Laughter Dangles Above the Playgrounds ….
Have we ever greeted spring with such a feeling of relief? Laughter dangling above playgrounds. People wearing warm and friendly smiles.
Last week when the temperature reached into the sixties, I bicycled to Central Park to ride the 6.1- mile Central Park Circuit that loops and twists around the Park. It takes you through the Harlem Meer at the northern end where there is a steep hill that challenges even the most experienced cyclists. At the southern end there are usually lots of tourists and horse drawn carriages who have wandered in from Fifth Avenue and Sixtieth Street.
It was during lunch hour and I quickly realized I wasn’t the only person with this idea. The roads and paths were crowded with bicycles, unicycles, strollers, runners, race walkers, scooters and lots of older couples, arm in arm. What seemed to be universal was the feeling of lightness and the absence of fear. The resilience and beauty we find in nature provides a refuge from the myriad of problems and situations that define our lives on this small, revolving blue planet.
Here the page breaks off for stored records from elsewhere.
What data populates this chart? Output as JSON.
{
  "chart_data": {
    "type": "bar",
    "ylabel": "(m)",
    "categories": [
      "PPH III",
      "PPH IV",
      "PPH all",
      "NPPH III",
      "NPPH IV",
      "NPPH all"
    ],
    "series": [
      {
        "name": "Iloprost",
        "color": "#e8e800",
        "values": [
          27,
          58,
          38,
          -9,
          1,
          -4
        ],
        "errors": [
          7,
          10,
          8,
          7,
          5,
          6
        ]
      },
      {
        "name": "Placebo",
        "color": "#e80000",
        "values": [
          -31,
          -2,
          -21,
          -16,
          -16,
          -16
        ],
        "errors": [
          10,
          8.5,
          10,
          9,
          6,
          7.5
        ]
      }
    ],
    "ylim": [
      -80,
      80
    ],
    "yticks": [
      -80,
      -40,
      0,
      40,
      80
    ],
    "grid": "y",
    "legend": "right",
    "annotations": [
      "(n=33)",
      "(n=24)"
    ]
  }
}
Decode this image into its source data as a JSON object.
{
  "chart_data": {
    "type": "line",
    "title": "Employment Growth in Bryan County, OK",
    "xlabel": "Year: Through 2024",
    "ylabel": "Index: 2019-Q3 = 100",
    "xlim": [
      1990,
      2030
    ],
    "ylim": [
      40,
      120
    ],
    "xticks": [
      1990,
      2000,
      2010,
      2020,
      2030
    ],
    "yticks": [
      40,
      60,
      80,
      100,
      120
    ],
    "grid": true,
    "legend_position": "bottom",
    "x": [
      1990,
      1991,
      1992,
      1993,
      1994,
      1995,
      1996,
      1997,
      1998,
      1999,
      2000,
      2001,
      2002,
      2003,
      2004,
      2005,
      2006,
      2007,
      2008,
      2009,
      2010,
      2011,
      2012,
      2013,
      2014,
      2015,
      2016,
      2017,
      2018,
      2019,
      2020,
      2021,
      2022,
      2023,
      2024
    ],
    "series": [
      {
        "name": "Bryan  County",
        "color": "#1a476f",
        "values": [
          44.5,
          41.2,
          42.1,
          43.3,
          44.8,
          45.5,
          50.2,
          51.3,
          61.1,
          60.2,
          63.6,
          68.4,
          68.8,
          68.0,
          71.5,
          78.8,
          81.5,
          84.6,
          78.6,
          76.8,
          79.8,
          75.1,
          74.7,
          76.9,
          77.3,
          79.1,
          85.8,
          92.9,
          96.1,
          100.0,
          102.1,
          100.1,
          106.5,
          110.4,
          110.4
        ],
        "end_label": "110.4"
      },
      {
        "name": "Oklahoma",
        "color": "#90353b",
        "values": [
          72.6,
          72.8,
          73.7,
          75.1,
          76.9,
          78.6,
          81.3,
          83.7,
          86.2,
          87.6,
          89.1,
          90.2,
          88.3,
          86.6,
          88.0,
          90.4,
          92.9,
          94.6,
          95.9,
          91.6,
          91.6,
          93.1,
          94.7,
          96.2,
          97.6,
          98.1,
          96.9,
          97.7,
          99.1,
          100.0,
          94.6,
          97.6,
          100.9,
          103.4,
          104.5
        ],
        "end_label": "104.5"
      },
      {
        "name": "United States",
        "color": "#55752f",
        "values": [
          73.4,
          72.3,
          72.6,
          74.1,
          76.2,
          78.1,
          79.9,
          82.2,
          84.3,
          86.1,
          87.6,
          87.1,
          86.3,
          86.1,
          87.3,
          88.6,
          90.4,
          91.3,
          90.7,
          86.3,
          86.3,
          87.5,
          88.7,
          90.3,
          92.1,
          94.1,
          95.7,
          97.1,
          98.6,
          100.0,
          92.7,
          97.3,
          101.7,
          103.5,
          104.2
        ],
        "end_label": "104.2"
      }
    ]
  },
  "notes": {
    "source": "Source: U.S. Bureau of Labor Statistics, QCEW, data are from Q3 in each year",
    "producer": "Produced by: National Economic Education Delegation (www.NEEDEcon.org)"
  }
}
This is a year when I believe all of us have done more reading. Visiting friends, I have noticed the piles of books that seem to have accumulated in their homes. Much of my reading has involved nature and I thought I would share a few titles.
World of Wonders, In Praise of Fireflies, Whale Sharks, and Other Astonishments (Milkweed Publications, 2020) by poet Aimee Nezhukumatathil is both memoir and observations about the natural world. In one chapter, writing about being a young fifth grader she “imagines herself a narwhal, with one giant snaggletooth – a saber – to knock into people …” It’s an enchanting book that will engage adults at the same time it is being read to children. A book grandparent might want to keep on their bookshelf.
Vespers Flight (Grove Atlantic, 2020) by Helen Macdonald is a series of essays that, in her words, are about love. She connects the internal and psychological aspects of love with the external world usually defined by science. A link that poets have always used to connect emotions and the natural world.
Ali Smith has published a cycle of novels around the seasons: Summer Autumn, Winter and Spring (Anchor Books, 2020). Spring is on the top of my stack of books to read. As I haven’t read the other books in this seasonal quartet, Spring seems an appropriate entry point.
The Book of Spells (Anasi, 2020) by Robert Macfarlane and Jackie Morris is a small book with stunning illustrations that I just couldn’t resist. Robert Macfarlane, a British nature writer, is one of my favorite authors. This book is described as a book of “spells, to be spoken aloud.”
Think, now, think!
If one-year
Swifts did not appear:
The sky unriven,
rooftops silent all
the watchers waiting,
hoping for a gift
that stays ungiven,
so –
Spin, world, spin and
send Swifts back
and back and back
to us again!
There are a number of books being written and published about climate change. David Attenborough’s A Life on Our Planet, My Witness Statement and A Vision for the Future (Grand Central Publishing, 2020) is challenging us to restore the biodiversity that has been lost on our planet. He writes through the lens of his career as a naturalist and broadcaster for almost seven decades and probably the most well-known British film maker.
J. Drew Lanham’s The Home Place, Memoirs of a Colored Man’s Love Affair with Nature (Milkweed Press, 2016), writes about race and the American landscape. The author grew up in Edgefield, South Carolina and is an Alumni Distinguished Professor of Wildlife Ecology and a Master Teacher at Clemson University. “But in all my time wandering I’ve yet to have a wild creature question my identity. Not a single cardinal or overbird has ever paused in dawnsong declaration to ask the reason for my being.”
With a new appreciation of spring and the natural world, this is certainly the time to stop and reflect on what we must do to protect and care for everything on the earth.